As I journeyed through this new life that didn’t consist of running to a substance, I started finding refuge in other things. My relationship with the Lord, and a new relationship with myself became my two main focuses. I had to find new ways to fill in the time that I’d spent on using. That was a crazy ride. I now have control over those old habits, and I love the new life. It is way better than the old. That is why I find it easy to stay clean. The opportunities, and the way my life is today is not worth losing to a substance. The relationship with the Lord is not worth sacrificing.

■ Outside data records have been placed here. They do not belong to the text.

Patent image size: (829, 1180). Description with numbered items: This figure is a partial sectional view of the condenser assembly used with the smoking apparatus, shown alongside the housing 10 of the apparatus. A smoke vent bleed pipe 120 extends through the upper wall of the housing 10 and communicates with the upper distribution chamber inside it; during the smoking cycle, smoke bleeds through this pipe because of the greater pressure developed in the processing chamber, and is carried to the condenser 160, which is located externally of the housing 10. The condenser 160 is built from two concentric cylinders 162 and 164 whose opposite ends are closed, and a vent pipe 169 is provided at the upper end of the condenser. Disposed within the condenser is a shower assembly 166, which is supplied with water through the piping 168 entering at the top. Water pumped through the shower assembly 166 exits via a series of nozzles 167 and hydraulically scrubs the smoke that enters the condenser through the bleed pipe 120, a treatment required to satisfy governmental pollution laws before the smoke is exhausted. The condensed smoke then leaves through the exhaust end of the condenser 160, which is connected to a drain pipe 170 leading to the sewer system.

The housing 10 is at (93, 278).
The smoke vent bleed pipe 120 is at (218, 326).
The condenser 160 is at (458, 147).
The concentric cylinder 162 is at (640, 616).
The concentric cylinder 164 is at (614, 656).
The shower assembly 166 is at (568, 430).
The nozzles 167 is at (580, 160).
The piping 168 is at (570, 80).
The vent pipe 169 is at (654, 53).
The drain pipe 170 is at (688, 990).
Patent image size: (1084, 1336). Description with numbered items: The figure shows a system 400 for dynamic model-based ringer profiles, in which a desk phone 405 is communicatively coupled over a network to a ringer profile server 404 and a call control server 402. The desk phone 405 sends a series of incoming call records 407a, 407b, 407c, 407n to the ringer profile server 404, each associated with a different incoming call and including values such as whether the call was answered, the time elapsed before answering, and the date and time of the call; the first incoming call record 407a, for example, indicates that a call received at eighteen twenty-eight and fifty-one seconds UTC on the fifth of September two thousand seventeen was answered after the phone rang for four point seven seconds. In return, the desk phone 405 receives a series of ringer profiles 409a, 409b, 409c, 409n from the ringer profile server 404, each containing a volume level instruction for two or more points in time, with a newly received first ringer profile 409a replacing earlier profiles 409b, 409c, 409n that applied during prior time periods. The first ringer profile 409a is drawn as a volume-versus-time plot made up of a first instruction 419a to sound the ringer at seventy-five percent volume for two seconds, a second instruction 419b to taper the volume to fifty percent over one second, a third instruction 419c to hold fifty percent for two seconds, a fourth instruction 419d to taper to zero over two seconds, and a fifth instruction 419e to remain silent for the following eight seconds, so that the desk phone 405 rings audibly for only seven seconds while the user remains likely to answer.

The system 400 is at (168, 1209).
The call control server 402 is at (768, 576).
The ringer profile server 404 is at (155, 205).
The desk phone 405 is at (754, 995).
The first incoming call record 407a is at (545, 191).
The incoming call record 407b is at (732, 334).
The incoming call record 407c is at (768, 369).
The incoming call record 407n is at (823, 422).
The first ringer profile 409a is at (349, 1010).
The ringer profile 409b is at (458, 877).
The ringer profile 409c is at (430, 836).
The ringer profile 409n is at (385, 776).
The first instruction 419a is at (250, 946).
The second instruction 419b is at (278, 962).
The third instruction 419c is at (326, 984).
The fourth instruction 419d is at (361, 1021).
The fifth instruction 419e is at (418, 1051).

I rise early, nearly everyday. Within my new life that doesn’t revolve around a substance, I now sit in the mornings and meditate, reflect, plan, read, pray and write. Writing has become a very therapeutic thing for me. The “journaling” that I was once encouraged to do, that I once hated, has become a big part of my new life. I love to put my feelings, thoughts and life into words. I love to be transparent with not only myself, but with others. I like to put things out there for others to read, and I truly hope that my words bring something that is helpful to others. I enjoy being able to go back and see what I have written at certain times throughout my life. I like to show the world that being broken, or staying in a place that is not beneficial, is not a place that you have to stay in. You can turn your life around, and it takes one small step in the opposite direction to begin a new journey. It is simply a choice. I realize that some are not strong, and that some are reluctant to change, but a little encouragement sometimes plants seeds that will grow in time. That is my intention when I write, and why I put it in the public eye. My writings may not be great, and the simplicity of them may not captivate, but the message is simply because I care to see all of us live a better life. I have seen a lot of hurt, and lived through a lot of pain. But, it is up to each of us to choose how our story will be. Circumstances do not define us, but the thoughts we have about them do. So, I hope my words will help someone take a step towards a better life. Enjoy the day.